The NCEP/ATPIII defines MetS as cases with three or more of these factors: (i) serological triglycerides (TG) ≥150 mg/dL (or 1.7 mmol/L); (ii) high-density lipoprotein cholesterol (HDL) below 40 mg/dL (or 1.0 mmol/L) for males and 50.0 mg/dL (or 1.3 mmol/L) for females; (iii) fasting glucose ≥110 mg/dL (or 6.1 mmol/L) and non-fasting glucose ≥140 mg/dL (or 7.8 mmol/L), or on medication; (iv) blood pressure 130/85 mm of Hg or higher or antihypertensive drug use; and (v) body mass index (BMI) 25 kg/m2 or higher.
The Japanese MetS criteria requires abdominal obesity, as indicated by abdominal circumference at the umbilical level of ≥85 cm in males and ≥90 cm in females with two or more of these factors: (i) increased triglycerides or decreased high-density lipoprotein cholesterol, (ii) elevated blood pressure, and (ii) elevated fasting blood glucose levels. Central abdominal obesity with either of the factors was described as pre-MetS. The researchers excluded T2D patients from the analysis. In addition, they eliminated 1,825,660 individuals with inadequate clinical data and 42,885 individuals without observation period data.
Results
During the mean follow-up of 41 months for 2,707,296 individuals with sufficient data for MetS identification and risk factors without pancreatic cancer at enrolment, 87,857 developed pancreatic cancer. Pancreatic cancers were reported in five percent (16,154 out of 331,229) of MetS individuals and three percent (71,703 out of 2,376,067) of non-MetS group individuals (HR, 1.4).

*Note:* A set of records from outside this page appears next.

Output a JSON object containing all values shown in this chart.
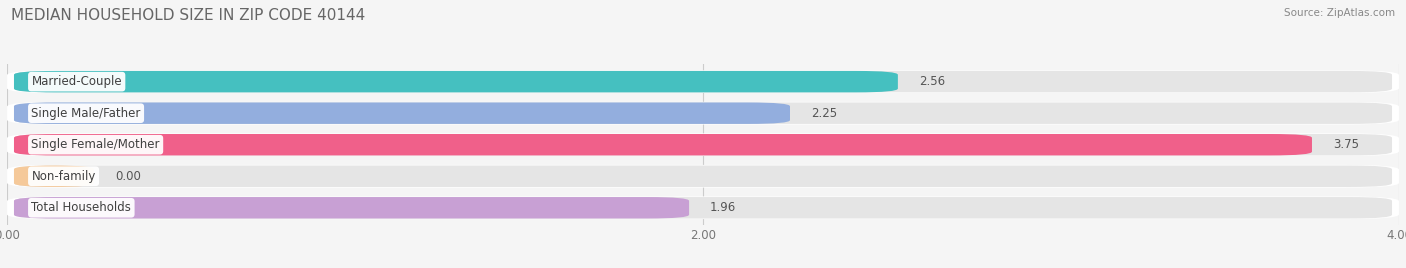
{
  "title": "MEDIAN HOUSEHOLD SIZE IN ZIP CODE 40144",
  "source": "Source: ZipAtlas.com",
  "categories": [
    "Married-Couple",
    "Single Male/Father",
    "Single Female/Mother",
    "Non-family",
    "Total Households"
  ],
  "values": [
    2.56,
    2.25,
    3.75,
    0.0,
    1.96
  ],
  "bar_colors": [
    "#45c0c0",
    "#93aede",
    "#f0608a",
    "#f5c99a",
    "#c8a0d4"
  ],
  "xlim": [
    0,
    4.0
  ],
  "xticks": [
    0.0,
    2.0,
    4.0
  ],
  "xtick_labels": [
    "0.00",
    "2.00",
    "4.00"
  ],
  "background_color": "#f5f5f5",
  "bar_bg_color": "#e5e5e5",
  "row_bg_color": "#ffffff",
  "title_fontsize": 11,
  "label_fontsize": 8.5,
  "value_fontsize": 8.5,
  "source_fontsize": 7.5,
  "bar_height": 0.72,
  "n_bars": 5
}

With an increase in MetS components from one to five, pancreatic cancer incidence increased, with corresponding HR values of 1.1, 1.2, 1.4, 1.7, and 2.0, respectively. The Japanese criteria for MetS yielded similar results. Pre-MetS, as determined using the Japanese criteria, was strongly associated with pancreatic cancer incidence. Excluding individuals with pancreatic cancer identified within three years of study enrolment, an HR value of 1.4 was obtained compared to non-MetS individuals.

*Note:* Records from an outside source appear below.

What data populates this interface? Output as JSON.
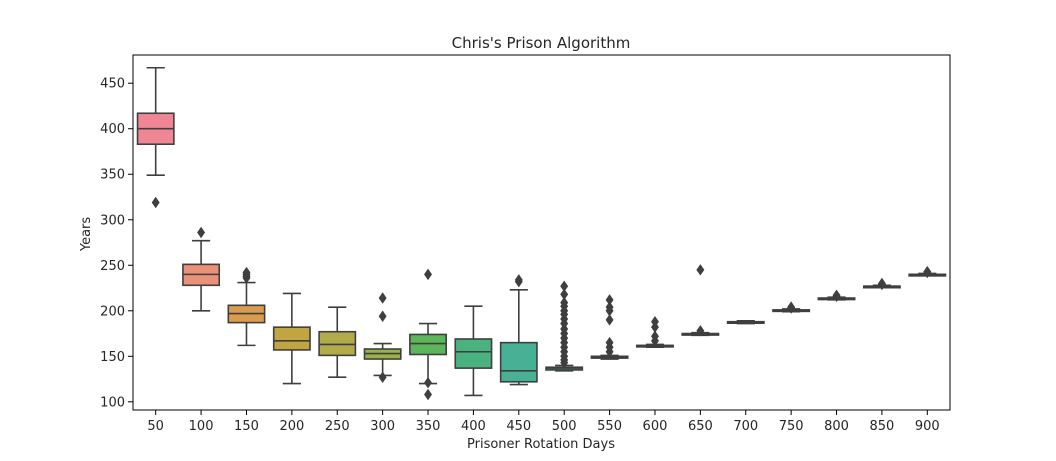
{
  "chart_data": {
    "type": "box",
    "title": "Chris's Prison Algorithm",
    "xlabel": "Prisoner Rotation Days",
    "ylabel": "Years",
    "ylim": [
      91,
      481
    ],
    "yticks": [
      100,
      150,
      200,
      250,
      300,
      350,
      400,
      450
    ],
    "grid": false,
    "categories": [
      "50",
      "100",
      "150",
      "200",
      "250",
      "300",
      "350",
      "400",
      "450",
      "500",
      "550",
      "600",
      "650",
      "700",
      "750",
      "800",
      "850",
      "900"
    ],
    "boxes": [
      {
        "category": "50",
        "whislo": 349,
        "q1": 383,
        "med": 400,
        "q3": 417,
        "whishi": 467,
        "fliers": [
          319
        ],
        "color": "#f08594"
      },
      {
        "category": "100",
        "whislo": 200,
        "q1": 228,
        "med": 240,
        "q3": 251,
        "whishi": 277,
        "fliers": [
          286
        ],
        "color": "#ea9179"
      },
      {
        "category": "150",
        "whislo": 162,
        "q1": 187,
        "med": 197,
        "q3": 206,
        "whishi": 231,
        "fliers": [
          236,
          238,
          240,
          242
        ],
        "color": "#dc9c4d"
      },
      {
        "category": "200",
        "whislo": 120,
        "q1": 157,
        "med": 167,
        "q3": 182,
        "whishi": 219,
        "fliers": [],
        "color": "#c1a541"
      },
      {
        "category": "250",
        "whislo": 127,
        "q1": 151,
        "med": 163,
        "q3": 177,
        "whishi": 204,
        "fliers": [],
        "color": "#b1ab4a"
      },
      {
        "category": "300",
        "whislo": 129,
        "q1": 147,
        "med": 153,
        "q3": 158,
        "whishi": 164,
        "fliers": [
          127,
          194,
          214
        ],
        "color": "#99b347"
      },
      {
        "category": "350",
        "whislo": 120,
        "q1": 152,
        "med": 164,
        "q3": 174,
        "whishi": 186,
        "fliers": [
          108,
          121,
          240
        ],
        "color": "#5bb55a"
      },
      {
        "category": "400",
        "whislo": 107,
        "q1": 137,
        "med": 155,
        "q3": 169,
        "whishi": 205,
        "fliers": [],
        "color": "#4ab27e"
      },
      {
        "category": "450",
        "whislo": 119,
        "q1": 122,
        "med": 134,
        "q3": 165,
        "whishi": 223,
        "fliers": [
          232,
          234
        ],
        "color": "#48b095"
      },
      {
        "category": "500",
        "whislo": 134,
        "q1": 135,
        "med": 137,
        "q3": 138,
        "whishi": 140,
        "fliers": [
          143,
          146,
          150,
          155,
          160,
          165,
          170,
          175,
          180,
          186,
          191,
          196,
          200,
          205,
          209,
          218,
          227
        ],
        "color": "#4aafaa"
      },
      {
        "category": "550",
        "whislo": 147,
        "q1": 148,
        "med": 149,
        "q3": 150,
        "whishi": 151,
        "fliers": [
          155,
          160,
          165,
          190,
          200,
          204,
          212
        ],
        "color": "#4cacbf"
      },
      {
        "category": "600",
        "whislo": 160,
        "q1": 161,
        "med": 161,
        "q3": 162,
        "whishi": 163,
        "fliers": [
          167,
          172,
          182,
          188
        ],
        "color": "#52a8d2"
      },
      {
        "category": "650",
        "whislo": 173,
        "q1": 174,
        "med": 174,
        "q3": 175,
        "whishi": 176,
        "fliers": [
          178,
          245
        ],
        "color": "#5fa2e2"
      },
      {
        "category": "700",
        "whislo": 186,
        "q1": 187,
        "med": 187,
        "q3": 188,
        "whishi": 189,
        "fliers": [],
        "color": "#8f9cea"
      },
      {
        "category": "750",
        "whislo": 199,
        "q1": 200,
        "med": 200,
        "q3": 201,
        "whishi": 202,
        "fliers": [
          203,
          204
        ],
        "color": "#b08ff0"
      },
      {
        "category": "800",
        "whislo": 212,
        "q1": 213,
        "med": 213,
        "q3": 214,
        "whishi": 215,
        "fliers": [
          216,
          217
        ],
        "color": "#cf85ed"
      },
      {
        "category": "850",
        "whislo": 226,
        "q1": 226,
        "med": 227,
        "q3": 227,
        "whishi": 228,
        "fliers": [
          229,
          230
        ],
        "color": "#e27fd7"
      },
      {
        "category": "900",
        "whislo": 239,
        "q1": 239,
        "med": 240,
        "q3": 240,
        "whishi": 241,
        "fliers": [
          242,
          243
        ],
        "color": "#ea83bd"
      }
    ]
  }
}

Subgroup analyses on 206,847 individuals analyzed the impact of metabolic changes on pancreatic cancer occurrence. The study categorized participants into four groups based on MetS presence or absence: two sub-groups with metabolic syndrome from 2010 to 2011 with the presence or absence of metabolic syndrome from 2012 to 2013, and the remaining two sub-groups without metabolic syndrome from 2010 to 2011 with MetS presence and absence from 2012 to 2013.
MetS individuals were classified as metabolic syndrome-recovered and metabolic syndrome-persistent groups, while those without MetS were classified as metabolic syndrome-developed and metabolic syndrome-free groups. The study found that changes in MetS status significantly impacted pancreatic cancer occurrence, with HRs of the MetS-free and MetS-developed groups being 1.0 and 1.4, respectively.
Conclusions
Overall, the study findings confirmed the association between MetS (including pre-MetS) and the incidence of pancreatic tumors. However, causality could not be concluded.
Pancreatic cancer incidence is known to be linked to T2D, chronic pancreatitis, and smoking. Taken together with the present study findings, researchers endorse MetS prevention and treatment as preventive strategies to lower the incidence of pancreatic tumors.